How Politicians First Got on Late Night TV

The other unusual thing Harry Thomason said about the Clinton years in a TV Critics Assocition panel on an upcoming two-part film on the former president was the first to break an unwritten ban on politicians on “The Tonight Show with Johnny Carson.”

Nowadays, it’s expected to see a politician make a late night appearance to poke fun at himself after a gaffe in public. Back then, it was just after Clinton had made an amusingly long-winded speech at a Democratic convention in his first platform before a national audience. They had to do something, his backers thought, so Thomason and his wife Linda Bloodworth Thomason devised the Carson appearance.

Except that Carson didn’t have politicians on the show. So Thomason says he called producer Freddie de Cordova to plead his case.

“And I said, ‘Freddie’ and he said, “It’s not any use. I’m not going to be able to change this.” I said, “No, listen to me. He’s going to come on the show as a musician. He’s going to play the saxophone.’ ”

“And so he starts laughing, and he said, ‘It’s not going to work, but I’m going to go talk to Johnny.’ And he called me back in 15 minutes, and he was laughing. He said, ‘Carson said for him to get that saxophone and get out here Tuesday night.’

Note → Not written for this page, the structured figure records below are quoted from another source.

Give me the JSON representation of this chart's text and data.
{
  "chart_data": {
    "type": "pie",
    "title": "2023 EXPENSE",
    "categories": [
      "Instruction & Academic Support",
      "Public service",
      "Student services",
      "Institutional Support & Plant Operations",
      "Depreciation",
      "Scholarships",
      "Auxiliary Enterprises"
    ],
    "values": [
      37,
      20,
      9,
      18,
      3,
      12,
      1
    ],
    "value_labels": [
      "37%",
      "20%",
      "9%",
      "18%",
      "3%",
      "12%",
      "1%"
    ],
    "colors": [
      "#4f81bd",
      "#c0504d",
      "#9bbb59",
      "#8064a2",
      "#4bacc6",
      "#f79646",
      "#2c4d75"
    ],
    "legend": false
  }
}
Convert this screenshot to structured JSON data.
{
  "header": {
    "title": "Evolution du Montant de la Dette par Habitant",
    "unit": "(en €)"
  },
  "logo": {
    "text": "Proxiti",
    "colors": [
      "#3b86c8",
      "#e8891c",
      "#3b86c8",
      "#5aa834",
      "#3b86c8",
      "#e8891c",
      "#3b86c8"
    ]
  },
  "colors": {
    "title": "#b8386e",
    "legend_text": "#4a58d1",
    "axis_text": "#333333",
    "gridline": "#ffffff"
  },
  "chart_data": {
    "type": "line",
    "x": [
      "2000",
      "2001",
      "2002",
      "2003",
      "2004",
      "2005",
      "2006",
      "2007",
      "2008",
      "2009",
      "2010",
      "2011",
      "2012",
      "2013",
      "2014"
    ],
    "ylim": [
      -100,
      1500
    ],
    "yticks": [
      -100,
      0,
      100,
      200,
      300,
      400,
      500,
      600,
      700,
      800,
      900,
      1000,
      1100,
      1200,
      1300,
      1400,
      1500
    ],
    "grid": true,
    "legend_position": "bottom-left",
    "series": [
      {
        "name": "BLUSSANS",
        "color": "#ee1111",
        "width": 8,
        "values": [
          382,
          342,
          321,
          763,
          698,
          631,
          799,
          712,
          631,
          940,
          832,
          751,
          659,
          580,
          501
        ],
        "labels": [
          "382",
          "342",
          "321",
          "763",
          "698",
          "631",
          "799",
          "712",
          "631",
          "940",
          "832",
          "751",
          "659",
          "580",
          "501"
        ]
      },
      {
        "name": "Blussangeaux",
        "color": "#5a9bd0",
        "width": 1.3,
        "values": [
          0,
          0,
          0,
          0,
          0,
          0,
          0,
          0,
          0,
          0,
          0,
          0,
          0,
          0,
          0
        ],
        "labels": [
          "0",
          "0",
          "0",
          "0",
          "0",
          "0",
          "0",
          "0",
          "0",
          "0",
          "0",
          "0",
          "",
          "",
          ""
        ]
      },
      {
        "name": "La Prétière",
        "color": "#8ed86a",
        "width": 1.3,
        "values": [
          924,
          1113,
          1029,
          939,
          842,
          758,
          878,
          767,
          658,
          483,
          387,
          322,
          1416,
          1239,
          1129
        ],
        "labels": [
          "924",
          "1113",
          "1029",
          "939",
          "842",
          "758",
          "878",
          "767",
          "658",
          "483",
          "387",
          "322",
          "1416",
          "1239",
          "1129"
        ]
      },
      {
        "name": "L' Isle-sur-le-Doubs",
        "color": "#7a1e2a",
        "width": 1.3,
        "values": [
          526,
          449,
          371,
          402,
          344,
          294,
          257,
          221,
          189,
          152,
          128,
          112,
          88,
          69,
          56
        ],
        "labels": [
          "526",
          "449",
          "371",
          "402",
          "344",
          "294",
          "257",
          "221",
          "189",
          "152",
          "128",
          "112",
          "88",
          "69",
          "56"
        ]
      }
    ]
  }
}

Thomason said he called Clinton and told him to start practicing. The appearance went well, with Carson doing a gag, pulling out an hourglass to remind the ambitious politician not to go on and on.

And, Thomason says, “that’s how politicians started appearing on late night shows.”

More history lessons are planned in the “American Experience” production, “Clinton” Feb. 20 and 21 on PBS.